周圍的同學們都沉迷于打撲克牌玩,點歌機裏正放着節奏歡脫的音樂,很少人會問津到那片黑黢黢的冷清沙發角落。

于冬陽的睡意本身就不深,輕易就被這轉瞬即逝的吻給惹醒。

他打了個清淺的哈欠,長睫開阖,邊上無處躲藏的林千愛,瞬間映入他逐漸清明的視線。

操!——

那家夥是“睡美男”吧?怎麽親一下就醒了……

林千愛仿佛觸了電,人嗖地彈閃到一邊,嘴唇剛剛觸及到的嫩軟肌膚,對方肌理間的暖意還在記憶中火.辣辣地反複滾蕩。

于冬陽卷起校服長袖,伸出骨節分明的手,指腹輕輕揩去沾餘在臉頰上濕潤的冰涼水.漬,湊近鼻息時,聞到苦中帶着股清甜的啤酒味。

“你……”

他上身坐直,眸光緊鎖在林千愛手裏握着的那瓶冰鎮啤酒上,盯了很是一會兒後,才皺眉刻意放低聲問:“剛才親我幹嘛?”

“我,我。”

林千愛腦袋扭到一側,手中礙事的啤酒易拉罐被捏變形。

她垂眸支吾半天,十指尖故作輕松狀,把玩着滾動在冰啤酒瓶身上的無數顆瑩潤小水珠,沒借口,就強行找借口回答說:“我有點熱。”

餘光瞟見對方濃眉緊皺,眼神中仍是不可置信,心虛至極。

她壯着膽子,往于冬陽這邊大幅度挪近,皮沙發滋啦的輕微噌響聲,在耳畔被放大了好幾倍。

林千愛拉住他一只長手:“你要是實在不信的話……”

“嗯哼?”

于冬陽沒有生氣,那只手乖順地任由女孩擺布。

他挑眉,脾氣好得像只沒發威前的散漫老虎,自己倒要好好洗目看一看,這貨究竟會編出怎麽樣的奇葩理由。

林千愛将于冬陽骨節分明的手翻過來,以手背抵在自己腦門上。

他指關節雖帶有常年寫字累積下來的薄繭,但手背光滑白嫩,溫度略冰涼,在碰上去那一霎,就像發燒時貼上去的那張冰寶貼。

“你摸摸就知道了啦。”

于冬陽別開眼,喉結滾了滾,頭發映下的陰影隐去了眸色。

手掌心被燙得一觸即離,聽那女孩隐隐發顫的軟糯尾音裏,似乎還夾雜着幾分真誠,完全沒有察覺到他身上的男性侵略氣息。

就在他心跳急速得快要爆炸,不知該作何反應時,林千愛感到肚子裏的啤酒水氣泡還在無聲發酵着,突然忍不住再次打出個酒嗝,一下打破空氣中僵持已久的沉默。

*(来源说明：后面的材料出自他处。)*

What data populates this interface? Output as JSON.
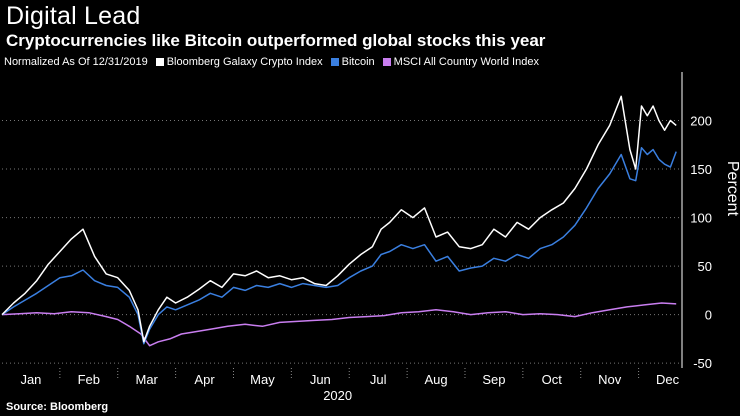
{
  "header": {
    "title": "Digital Lead",
    "subtitle": "Cryptocurrencies like Bitcoin outperformed global stocks this year"
  },
  "legend": {
    "note": "Normalized As Of 12/31/2019",
    "items": [
      {
        "label": "Bloomberg Galaxy Crypto Index",
        "color": "#ffffff"
      },
      {
        "label": "Bitcoin",
        "color": "#3a7fe0"
      },
      {
        "label": "MSCI All Country World Index",
        "color": "#c97ef0"
      }
    ]
  },
  "footer": {
    "source": "Source: Bloomberg"
  },
  "chart_data": {
    "type": "line",
    "title": "Digital Lead",
    "subtitle": "Cryptocurrencies like Bitcoin outperformed global stocks this year",
    "xlabel": "2020",
    "ylabel": "Percent",
    "ylim": [
      -55,
      250
    ],
    "xlim": [
      0,
      11.75
    ],
    "yticks": [
      -50,
      0,
      50,
      100,
      150,
      200
    ],
    "ytick_labels": [
      "-50",
      "0",
      "50",
      "100",
      "150",
      "200"
    ],
    "xtick_labels": [
      "Jan",
      "Feb",
      "Mar",
      "Apr",
      "May",
      "Jun",
      "Jul",
      "Aug",
      "Sep",
      "Oct",
      "Nov",
      "Dec"
    ],
    "year_label": "2020",
    "grid": true,
    "series": [
      {
        "name": "Bloomberg Galaxy Crypto Index",
        "color": "#ffffff",
        "x": [
          0,
          0.2,
          0.4,
          0.6,
          0.8,
          1.0,
          1.2,
          1.4,
          1.6,
          1.8,
          2.0,
          2.2,
          2.35,
          2.45,
          2.55,
          2.7,
          2.85,
          3.0,
          3.2,
          3.4,
          3.6,
          3.8,
          4.0,
          4.2,
          4.4,
          4.6,
          4.8,
          5.0,
          5.2,
          5.4,
          5.6,
          5.8,
          6.0,
          6.2,
          6.4,
          6.55,
          6.7,
          6.9,
          7.1,
          7.3,
          7.5,
          7.7,
          7.9,
          8.1,
          8.3,
          8.5,
          8.7,
          8.9,
          9.1,
          9.3,
          9.5,
          9.7,
          9.9,
          10.1,
          10.3,
          10.5,
          10.7,
          10.85,
          10.95,
          11.05,
          11.15,
          11.25,
          11.35,
          11.45,
          11.55,
          11.65
        ],
        "values": [
          0,
          12,
          22,
          35,
          52,
          65,
          78,
          88,
          60,
          42,
          38,
          25,
          5,
          -28,
          -12,
          5,
          18,
          12,
          18,
          26,
          35,
          28,
          42,
          40,
          45,
          38,
          40,
          36,
          38,
          32,
          30,
          40,
          52,
          62,
          70,
          88,
          95,
          108,
          100,
          110,
          80,
          85,
          70,
          68,
          72,
          88,
          80,
          95,
          88,
          100,
          108,
          115,
          130,
          150,
          175,
          195,
          225,
          170,
          150,
          215,
          205,
          215,
          200,
          190,
          200,
          195
        ]
      },
      {
        "name": "Bitcoin",
        "color": "#3a7fe0",
        "x": [
          0,
          0.2,
          0.4,
          0.6,
          0.8,
          1.0,
          1.2,
          1.4,
          1.6,
          1.8,
          2.0,
          2.2,
          2.35,
          2.45,
          2.55,
          2.7,
          2.85,
          3.0,
          3.2,
          3.4,
          3.6,
          3.8,
          4.0,
          4.2,
          4.4,
          4.6,
          4.8,
          5.0,
          5.2,
          5.4,
          5.6,
          5.8,
          6.0,
          6.2,
          6.4,
          6.55,
          6.7,
          6.9,
          7.1,
          7.3,
          7.5,
          7.7,
          7.9,
          8.1,
          8.3,
          8.5,
          8.7,
          8.9,
          9.1,
          9.3,
          9.5,
          9.7,
          9.9,
          10.1,
          10.3,
          10.5,
          10.7,
          10.85,
          10.95,
          11.05,
          11.15,
          11.25,
          11.35,
          11.45,
          11.55,
          11.65
        ],
        "values": [
          0,
          8,
          15,
          22,
          30,
          38,
          40,
          46,
          35,
          30,
          28,
          18,
          0,
          -30,
          -15,
          0,
          8,
          5,
          10,
          15,
          22,
          18,
          28,
          25,
          30,
          28,
          32,
          28,
          32,
          30,
          28,
          30,
          38,
          45,
          50,
          62,
          65,
          72,
          68,
          72,
          55,
          60,
          45,
          48,
          50,
          58,
          55,
          62,
          58,
          68,
          72,
          80,
          92,
          110,
          130,
          145,
          165,
          140,
          138,
          172,
          165,
          170,
          160,
          155,
          152,
          168
        ]
      },
      {
        "name": "MSCI All Country World Index",
        "color": "#c97ef0",
        "x": [
          0,
          0.3,
          0.6,
          0.9,
          1.2,
          1.5,
          1.8,
          2.0,
          2.2,
          2.4,
          2.55,
          2.7,
          2.9,
          3.1,
          3.3,
          3.6,
          3.9,
          4.2,
          4.5,
          4.8,
          5.1,
          5.4,
          5.7,
          6.0,
          6.3,
          6.6,
          6.9,
          7.2,
          7.5,
          7.8,
          8.1,
          8.4,
          8.7,
          9.0,
          9.3,
          9.6,
          9.9,
          10.2,
          10.5,
          10.8,
          11.1,
          11.4,
          11.65
        ],
        "values": [
          0,
          1,
          2,
          1,
          3,
          2,
          -2,
          -5,
          -12,
          -20,
          -32,
          -28,
          -25,
          -20,
          -18,
          -15,
          -12,
          -10,
          -12,
          -8,
          -7,
          -6,
          -5,
          -3,
          -2,
          -1,
          2,
          3,
          5,
          3,
          0,
          2,
          3,
          0,
          1,
          0,
          -2,
          2,
          5,
          8,
          10,
          12,
          11
        ]
      }
    ]
  }
}
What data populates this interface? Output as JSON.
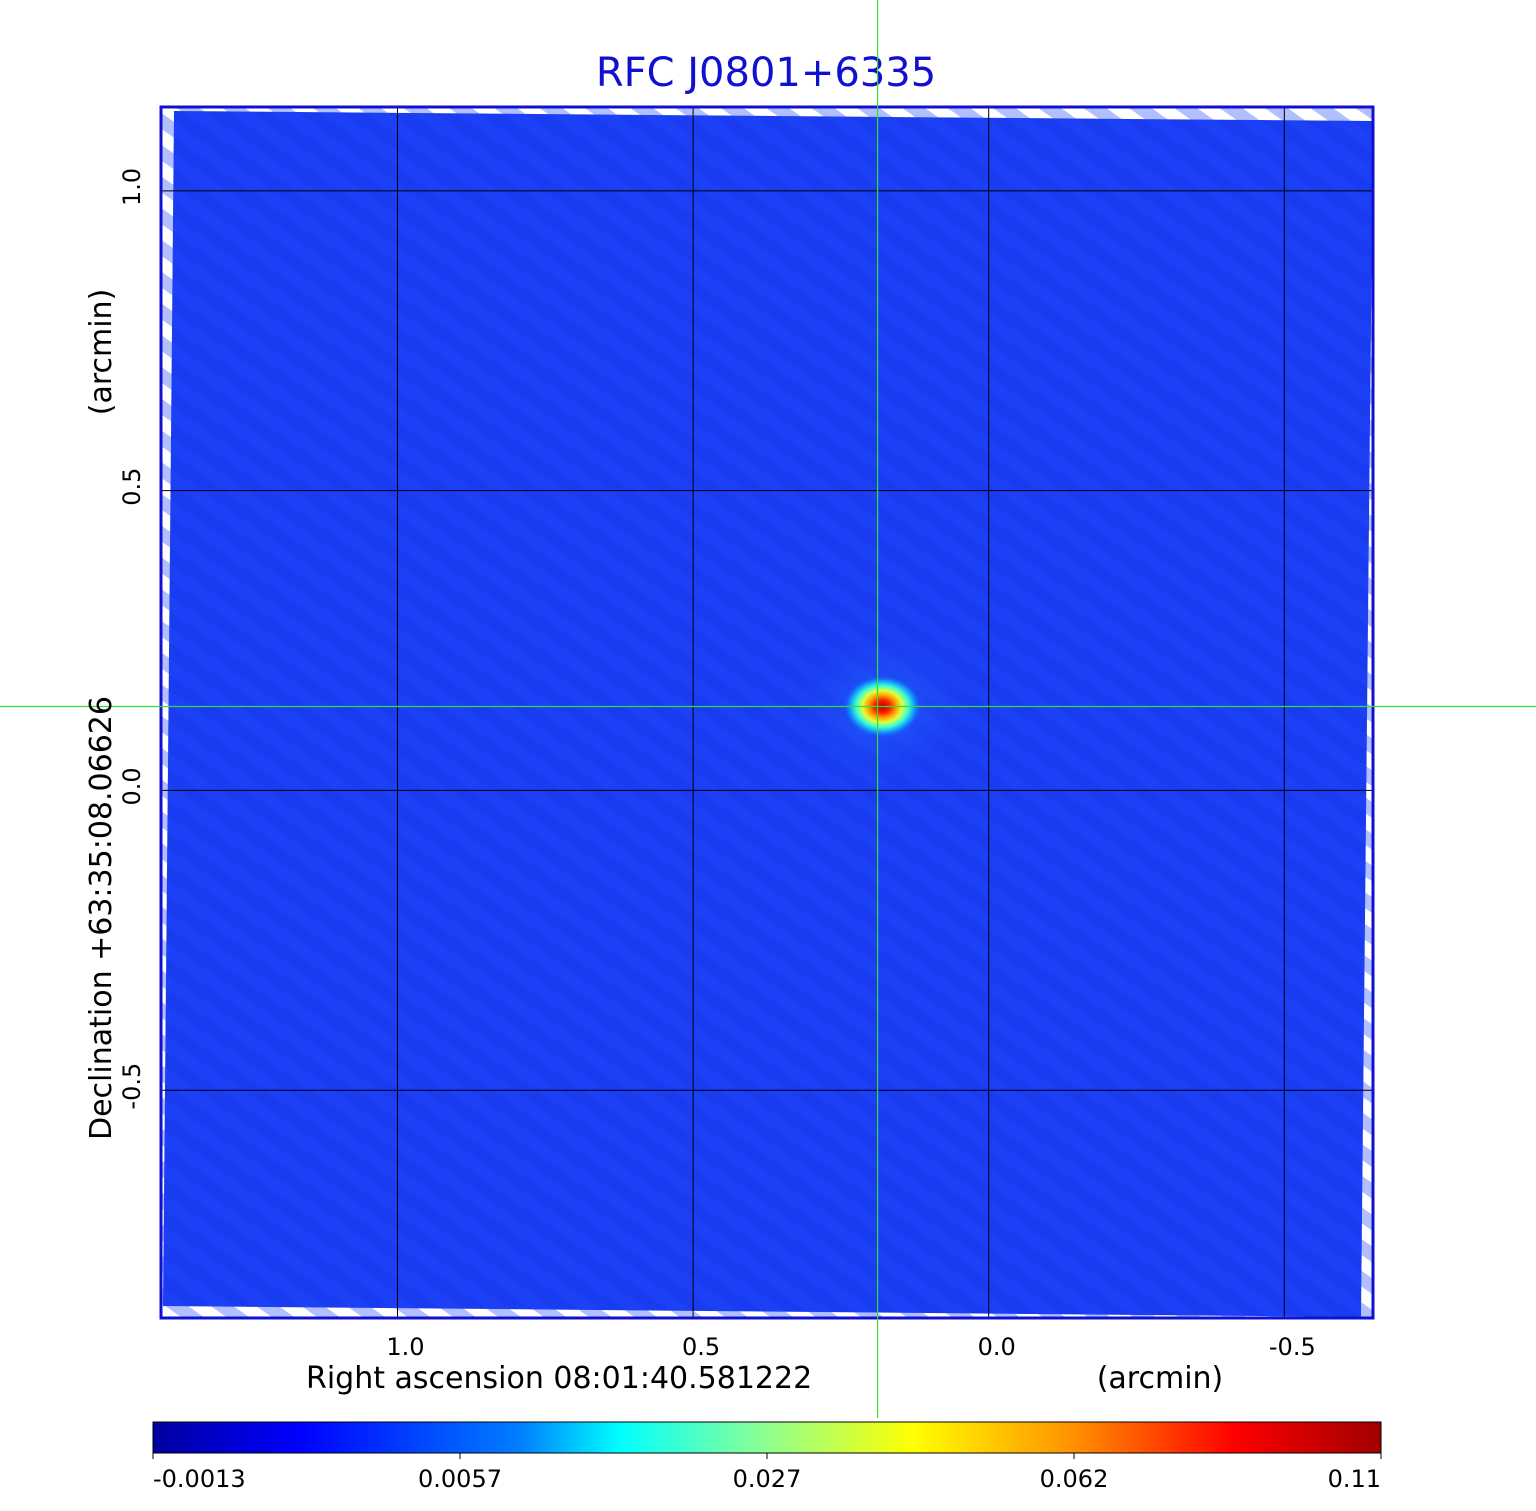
{
  "chart_data": {
    "type": "heatmap",
    "title": "RFC J0801+6335",
    "xlabel": "Right ascension  08:01:40.581222",
    "xunit": "(arcmin)",
    "ylabel": "Declination  +63:35:08.06626",
    "yunit": "(arcmin)",
    "xlim": [
      1.4,
      -0.65
    ],
    "ylim": [
      -0.88,
      1.14
    ],
    "x_ticks": [
      1.0,
      0.5,
      0.0,
      -0.5
    ],
    "x_tick_labels": [
      "1.0",
      "0.5",
      "0.0",
      "-0.5"
    ],
    "y_ticks": [
      1.0,
      0.5,
      0.0,
      -0.5
    ],
    "y_tick_labels": [
      "1.0",
      "0.5",
      "0.0",
      "-0.5"
    ],
    "grid": true,
    "colormap": "jet",
    "background_color": "#1a3cf0",
    "peak": {
      "x": 0.18,
      "y": 0.14
    },
    "crosshair": {
      "x": 0.188,
      "y": 0.14,
      "color": "#33dd33"
    },
    "colorbar": {
      "tick_labels": [
        "-0.0013",
        "0.0057",
        "0.027",
        "0.062",
        "0.11"
      ]
    }
  }
}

她雙手捂住嘴,整張臉紅撲撲的,恨不得找個地縫鑽進去。

于冬陽先是愣了半響,再勾唇輕嗤。

從他沙啞的嗓音裏辨不清是嘲諷、還是失落,反正周圍氣壓變得極低,但即便如此,他還是耐着性子,手簡單順了順林千愛的頭發,人湊到她耳垂旁,放柔聲提醒:“林千愛,你醉了。”

“沒有!——”

林千愛下意識反駁他,可轉念一想,又輕咳着掩飾尴尬:“我沒醉過,我也不知道自己為什麽會變成這樣,咳咳,就喝了一小點點。”

“喂,你倆還傻坐在那邊膩歪個什麽勁?”

謝涵在門口招手,面無表情地大聲提醒道:“咱們訂的唱歌時間到期了,現在可以回去了。“

趙雅和姚傑有家長來接回家,楊玉婷和謝涵、杜子騰他們三人回家順路。

于冬陽和林千愛的回家路線與他們的都相反,看時間不早,就跟同伴們打打鬧鬧地道聲再見後,就提前走了。

由于時間太晚,于冬陽他倆沒來得及趕上末班車,路程看着不遠,公交車差不多開十分鐘到站,步行大概走二十多分鐘就能到家。

商業街邊燈火通明、高得跟怪獸似的大廈內,層層燈光亮過了夜幕中的稀少繁星。

這座競争激烈的大都市裏,夜晚比白天顯得更熱鬧。

室外的空氣微甜又新鮮,夏末涼風震得路邊的桂花樹葉沙沙作響。

林千愛頭腦被這幾陣涼意吹清醒了好多,她邊走邊雙手環抱在一起,校服短袖外的皮膚泛出雞皮疙瘩。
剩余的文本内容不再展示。